Overall, I see the accomplishment people get from canning, but I also understand the impulse to just give away ripe tomatoes if you have too many, so that others can enjoy the garden flavors. It really isn’t a money saver, at least not this first year, but I liked the sense of accomplishment on what was otherwise a pretty lazy Sunday for me.


Canning Plans and Anxieties

Estimating my output of tomatoes this year has me somewhat excited: it looks like we’re going to get 200-300 cherry tomatoes and 50-100 San Marzano paste tomatoes. I’m excited that we raised the San Marzanos from seed, and that the cherry tomatoes all came from the same small seedling that Husband’s friend D sent us. However, we’re starting to hit the point in the harvest, as 10-15 cherry tomatoes come in each day and the San Marzanos are turning rosy, where I have to think about how to handle them.

I love a good tomato-based pasta sauce, especially now that I’m putting some sauces onto quinoa, so I am tempted to can my San Marzanos, which have a reputation for making a wonderful red sauce.

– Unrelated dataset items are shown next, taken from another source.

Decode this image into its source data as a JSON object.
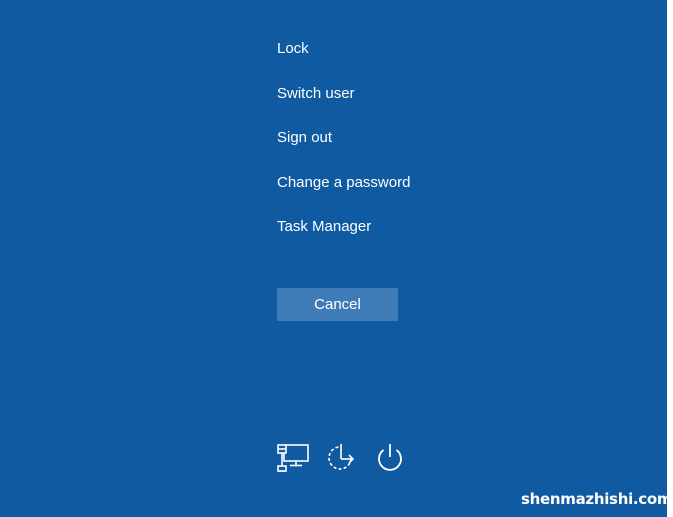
{
  "menu": {
    "items": [
      {
        "label": "Lock"
      },
      {
        "label": "Switch user"
      },
      {
        "label": "Sign out"
      },
      {
        "label": "Change a password"
      },
      {
        "label": "Task Manager"
      }
    ]
  },
  "cancel_label": "Cancel",
  "bottom_icons": [
    "network-icon",
    "ease-of-access-icon",
    "power-icon"
  ],
  "watermark": "shenmazhishi.com",
  "colors": {
    "background": "#0f5aa1",
    "button": "#3f7cb7",
    "text": "#ffffff"
  }
}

I’ve seen lots of sites that say to just cook the tomatoes, add lots of lemon juice, and can them sterilely; I am tempted to do this, but it seems like so much work that I would need more than the few pounds of tomatoes I’m likely to pull this year. I don’t know if the tomatoes will ripen in a way that will make it possible to gather a big group and cook them down.

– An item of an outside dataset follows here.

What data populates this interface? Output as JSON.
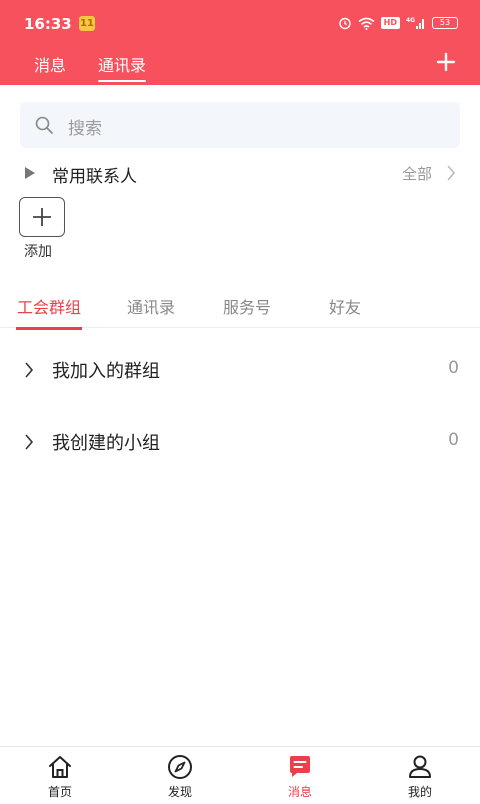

I also love sun-dried tomatoes, but I don’t know if there is a good way to make them fully dry and keep them on the shelf. I’m considering making a full-on tomato sauce and packaging it for freezing instead of room-temperature, but I think the quart-sized mason jars I have aren’t freezer proof… You can see I’m a bit at a loss. What is your favorite way to preserve tomatoes, in terms of ease of using down the road, ease of preparation upfront, and total flavor retention? I will certainly let you all know what I choose, because while I love a good story, I don’t have any childhood stories that connect to canning tomatoes… I bet my grandmother knows a little, though, so I think I might give her a call this weekend and find out if she’s got any tips.

Also… a small animal stole one of my beautiful, half-ripe san marzanos last night. I’m fine with critters eating in the garden a little, but he just bit it a bunch of times and left!!! Sigh. Sharing the world with animals, I suppose!